Now safely on the station, the survivors must now face a decision. Do they stay, or do they leave? With the last ore carrier having left only in the past week, it would be 6 months before the next ore carrier arrives. Some however, have reservations about sending a derelict space station halfway across the Solar System. After all the alternatives have been weighed up, it is determined that they will go. In order to break Jupiter's massive gravitational pull, they couple the space tug up to KL-5. As the systems begin to countdown for launch, an error appears in the space station control room. They are unable to fire the thrusters from there. Meanwhile, on the tug, Jarrod and his father and Michael's father are attempting to fix the problem. They test fire the tugs engines determining that the tug is fine but it must be the computer controls. With less than 1 minute to go, they still do not have a response in the control room. The three in the tug decide to fire it manually from the tug. As the time comes, the engines roar into life at full power. At 65% escape velocity, the engines of the tug can't take much more. The whole station begins shaking violently as they attempt to get out of the gas giant's gravitational pull. With the tug's engines at 115%, the station begins accelerating and soon hits escape velocity. Next stop Saturn.
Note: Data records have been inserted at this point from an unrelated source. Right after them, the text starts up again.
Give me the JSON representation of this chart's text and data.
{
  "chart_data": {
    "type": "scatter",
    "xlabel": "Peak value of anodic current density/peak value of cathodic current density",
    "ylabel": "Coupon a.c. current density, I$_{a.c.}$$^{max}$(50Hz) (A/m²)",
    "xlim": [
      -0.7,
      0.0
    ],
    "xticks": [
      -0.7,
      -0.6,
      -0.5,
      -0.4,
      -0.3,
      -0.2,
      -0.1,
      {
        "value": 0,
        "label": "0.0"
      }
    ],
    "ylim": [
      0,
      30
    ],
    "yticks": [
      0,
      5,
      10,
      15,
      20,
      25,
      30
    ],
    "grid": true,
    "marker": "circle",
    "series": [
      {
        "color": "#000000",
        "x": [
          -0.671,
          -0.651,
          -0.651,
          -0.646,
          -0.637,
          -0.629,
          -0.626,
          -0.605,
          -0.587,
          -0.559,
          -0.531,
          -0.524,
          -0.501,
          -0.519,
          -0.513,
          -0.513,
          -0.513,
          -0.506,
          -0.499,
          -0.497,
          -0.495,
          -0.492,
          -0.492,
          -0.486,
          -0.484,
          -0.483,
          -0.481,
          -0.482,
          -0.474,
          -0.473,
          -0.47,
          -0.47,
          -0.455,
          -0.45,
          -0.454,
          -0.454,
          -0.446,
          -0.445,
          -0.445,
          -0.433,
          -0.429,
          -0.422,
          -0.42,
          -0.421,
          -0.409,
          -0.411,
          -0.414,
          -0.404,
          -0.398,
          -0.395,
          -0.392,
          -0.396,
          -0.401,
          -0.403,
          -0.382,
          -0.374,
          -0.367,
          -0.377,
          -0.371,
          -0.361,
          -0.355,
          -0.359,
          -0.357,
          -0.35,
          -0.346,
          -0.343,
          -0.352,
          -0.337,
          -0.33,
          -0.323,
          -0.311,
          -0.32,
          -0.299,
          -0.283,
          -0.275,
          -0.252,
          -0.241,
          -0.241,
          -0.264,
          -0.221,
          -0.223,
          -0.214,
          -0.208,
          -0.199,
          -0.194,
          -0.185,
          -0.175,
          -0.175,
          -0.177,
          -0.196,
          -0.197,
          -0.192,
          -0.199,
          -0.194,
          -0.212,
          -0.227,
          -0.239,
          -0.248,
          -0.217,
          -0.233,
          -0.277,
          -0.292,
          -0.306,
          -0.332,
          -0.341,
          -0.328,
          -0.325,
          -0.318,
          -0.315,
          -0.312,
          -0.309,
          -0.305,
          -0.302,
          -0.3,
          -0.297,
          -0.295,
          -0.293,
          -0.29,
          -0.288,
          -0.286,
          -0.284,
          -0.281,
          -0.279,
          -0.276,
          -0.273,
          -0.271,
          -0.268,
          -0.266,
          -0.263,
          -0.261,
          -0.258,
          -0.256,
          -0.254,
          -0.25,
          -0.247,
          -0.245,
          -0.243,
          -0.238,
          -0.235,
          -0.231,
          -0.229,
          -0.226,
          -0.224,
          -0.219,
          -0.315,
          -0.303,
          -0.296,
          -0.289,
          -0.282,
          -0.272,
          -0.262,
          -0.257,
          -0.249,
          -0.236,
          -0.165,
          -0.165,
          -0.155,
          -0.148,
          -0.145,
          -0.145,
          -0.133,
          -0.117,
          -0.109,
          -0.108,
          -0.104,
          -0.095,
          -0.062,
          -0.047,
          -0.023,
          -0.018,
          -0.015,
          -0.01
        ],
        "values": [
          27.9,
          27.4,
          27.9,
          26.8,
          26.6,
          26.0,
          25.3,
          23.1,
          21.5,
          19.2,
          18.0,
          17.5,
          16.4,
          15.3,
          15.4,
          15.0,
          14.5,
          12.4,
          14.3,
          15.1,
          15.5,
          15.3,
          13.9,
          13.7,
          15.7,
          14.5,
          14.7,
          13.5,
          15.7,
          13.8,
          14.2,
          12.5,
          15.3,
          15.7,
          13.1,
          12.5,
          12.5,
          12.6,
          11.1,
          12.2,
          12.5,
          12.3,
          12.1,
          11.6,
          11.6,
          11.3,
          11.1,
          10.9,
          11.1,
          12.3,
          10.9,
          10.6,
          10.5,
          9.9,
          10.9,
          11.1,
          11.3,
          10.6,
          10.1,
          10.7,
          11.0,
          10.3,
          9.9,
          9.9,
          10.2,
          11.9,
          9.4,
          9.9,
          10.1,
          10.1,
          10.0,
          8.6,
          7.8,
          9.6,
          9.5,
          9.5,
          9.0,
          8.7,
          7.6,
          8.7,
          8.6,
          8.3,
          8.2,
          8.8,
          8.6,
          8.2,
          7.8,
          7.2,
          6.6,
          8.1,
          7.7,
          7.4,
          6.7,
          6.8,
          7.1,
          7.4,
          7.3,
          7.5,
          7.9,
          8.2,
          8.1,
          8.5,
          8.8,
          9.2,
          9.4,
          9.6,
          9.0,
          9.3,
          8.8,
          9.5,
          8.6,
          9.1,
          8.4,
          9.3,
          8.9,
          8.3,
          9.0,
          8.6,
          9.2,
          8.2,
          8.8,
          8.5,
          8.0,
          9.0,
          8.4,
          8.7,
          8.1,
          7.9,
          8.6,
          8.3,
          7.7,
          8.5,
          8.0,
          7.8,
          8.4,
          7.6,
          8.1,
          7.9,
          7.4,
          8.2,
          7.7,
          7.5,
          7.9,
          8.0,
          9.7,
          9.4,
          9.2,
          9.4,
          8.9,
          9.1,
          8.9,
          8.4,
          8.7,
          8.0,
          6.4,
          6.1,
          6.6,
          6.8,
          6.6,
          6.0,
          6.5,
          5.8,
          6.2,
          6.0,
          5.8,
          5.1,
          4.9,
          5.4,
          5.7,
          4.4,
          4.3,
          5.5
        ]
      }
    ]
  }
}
Michael, Kingston and Jarrod are in the hydroponics bay. This device also produces the oxygen for the station. Whilst cultivating algae Kingston asks Michael why they're going to Saturn despite it being further away from Earth. Michael explains that it's necessary in order to conserve fuel. They will use Saturn to slingshot around and head straight to Earth. A solar sail failure threatens to derail the voyage but after much work, Carl is able to fix the hydraulics allowing the solar sail to retract and then slingshot around Saturn.

On the approach to the inner planets, the next big hurdle is now the asteroid belt.
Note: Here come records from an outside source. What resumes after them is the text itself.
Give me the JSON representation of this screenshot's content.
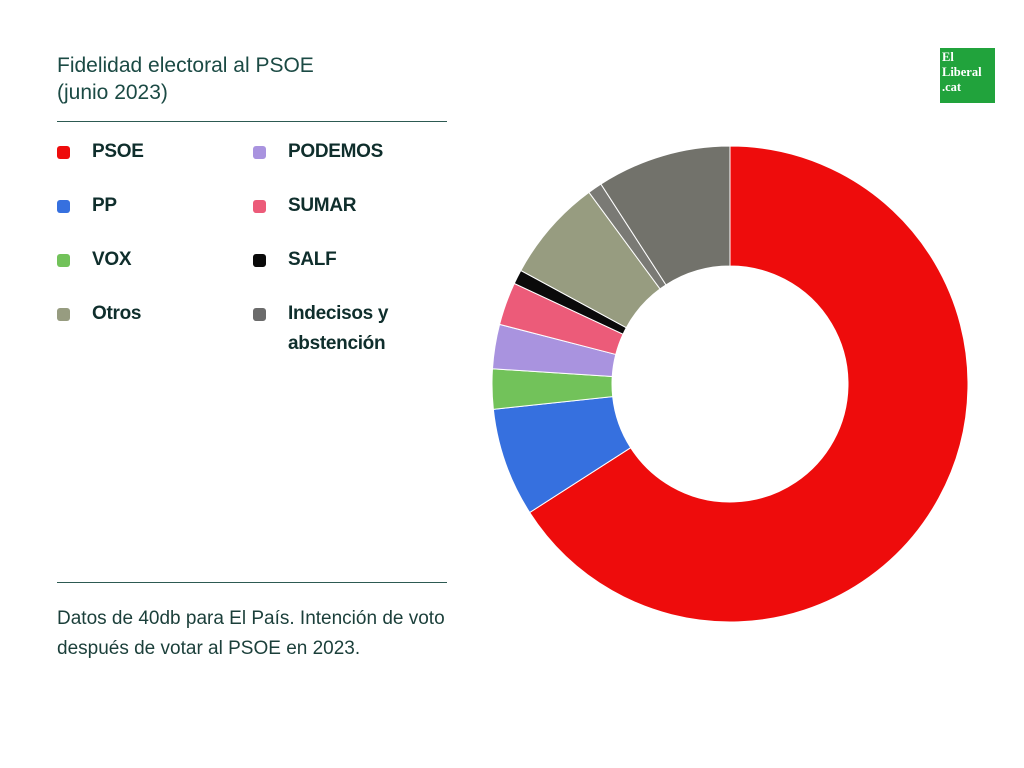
{
  "header": {
    "title_line1": "Fidelidad electoral al PSOE",
    "title_line2": "(junio 2023)"
  },
  "logo": {
    "line1": "El",
    "line2": "Liberal",
    "line3": ".cat",
    "color": "#21a33c"
  },
  "footer": {
    "note": "Datos de 40db para El País. Intención de voto después de votar al PSOE en 2023."
  },
  "chart_data": {
    "type": "pie",
    "donut": true,
    "legend_position": "left",
    "series": [
      {
        "name": "PSOE",
        "value": 67.9,
        "color": "#ee0c0c"
      },
      {
        "name": "PP",
        "value": 7.6,
        "color": "#3670df"
      },
      {
        "name": "VOX",
        "value": 2.8,
        "color": "#72c25a"
      },
      {
        "name": "PODEMOS",
        "value": 3.1,
        "color": "#a993df"
      },
      {
        "name": "SUMAR",
        "value": 3.0,
        "color": "#ec5b79"
      },
      {
        "name": "SALF",
        "value": 1.0,
        "color": "#0a0a0a"
      },
      {
        "name": "Otros",
        "value": 7.2,
        "color": "#979c80"
      },
      {
        "name": "Indecisos y abstención",
        "value": 1.0,
        "color": "#7a7a75"
      },
      {
        "name": "",
        "value": 9.4,
        "color": "#72726b"
      }
    ],
    "legend": [
      {
        "label": "PSOE",
        "color": "#ee0c0c"
      },
      {
        "label": "PODEMOS",
        "color": "#a993df"
      },
      {
        "label": "PP",
        "color": "#3670df"
      },
      {
        "label": "SUMAR",
        "color": "#ec5b79"
      },
      {
        "label": "VOX",
        "color": "#72c25a"
      },
      {
        "label": "SALF",
        "color": "#0a0a0a"
      },
      {
        "label": "Otros",
        "color": "#979c80"
      },
      {
        "label": "Indecisos y abstención",
        "color": "#6b6b6b"
      }
    ]
  }
}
When a fuel shortage develops, Duffy calls off Christmas. Professor Ingosol suggests that they siphon fuel from the ore carrier that launched ahead of them, but it doesn't appear to be in the location he calculated it would be. In secret, Kingston and Anna gather items for presents, while Kumiko uses her computer to program a holographic tree. Thanks to the kids, a necessary replacement component is found, the ship's sensors are repaired, KL-5's fuel is replenished, and everyone celebrates Christmas.
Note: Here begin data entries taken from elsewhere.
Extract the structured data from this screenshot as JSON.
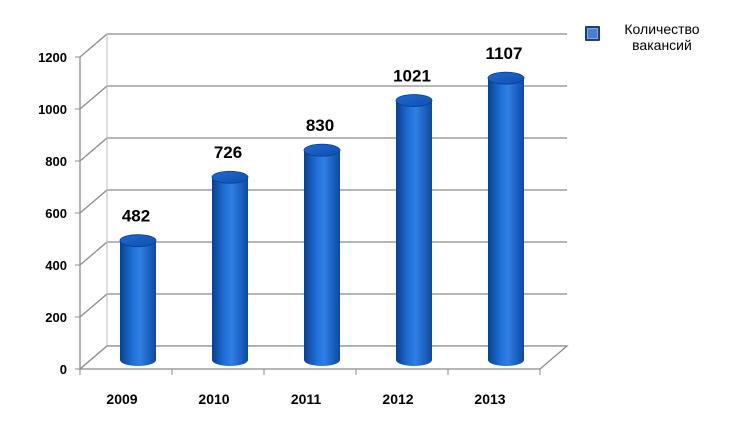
{
  "chart_data": {
    "type": "bar",
    "categories": [
      "2009",
      "2010",
      "2011",
      "2012",
      "2013"
    ],
    "series": [
      {
        "name": "Количество вакансий",
        "values": [
          482,
          726,
          830,
          1021,
          1107
        ]
      }
    ],
    "data_labels": [
      "482",
      "726",
      "830",
      "1021",
      "1107"
    ],
    "y_ticks": [
      "0",
      "200",
      "400",
      "600",
      "800",
      "1000",
      "1200"
    ],
    "ylim": [
      0,
      1200
    ],
    "grid": true,
    "legend_position": "top-right",
    "style": "3d-cylinder",
    "bar_color": "#1a5fbf",
    "title": "",
    "xlabel": "",
    "ylabel": ""
  },
  "legend": {
    "line1": "Количество",
    "line2": "вакансий",
    "swatch_color": "#4a7fd0"
  }
}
After an attack by a rogue defense satellite, KL-5 has been damaged beyond repair and is slowly drifting towards the sun. The only remaining option is to send someone to Earth for help; the space tug only has room for five passengers, so Michael, Jarrod, Kumiko, Kingston, and Anna are selected by Duffy (saving the youngest crew members in case all doesn't go according to plan). Michael pilots the tug to a space station over Earth, and the adults are successfully rescued from KL-5. The five young people enjoy some welcome downtime on the beach.

==Cast==
- Abe Forsythe as Kingston
- Anna Choy as Kumiko
- Steve Bisley as Duffy
- Fiona Stewart as Celia
- Daniel Taylor as Michael
- Justin Rosniak as Gerard
- Robyn MacKenzie as Anna
- Arthur Dignam as Professor Ingosol
- Ivar Kants as Carl
- Russell Kiefel as Gilbert

==Novel==
In 1995, a novel by David Ogilvy which is based on the TV series and shares its name was released. Escape from Jupiter (ISBN 0563404302) was 240 pages long and was published by Penguin Character Books Ltd and was licensed by the BBC; it is not currently in print.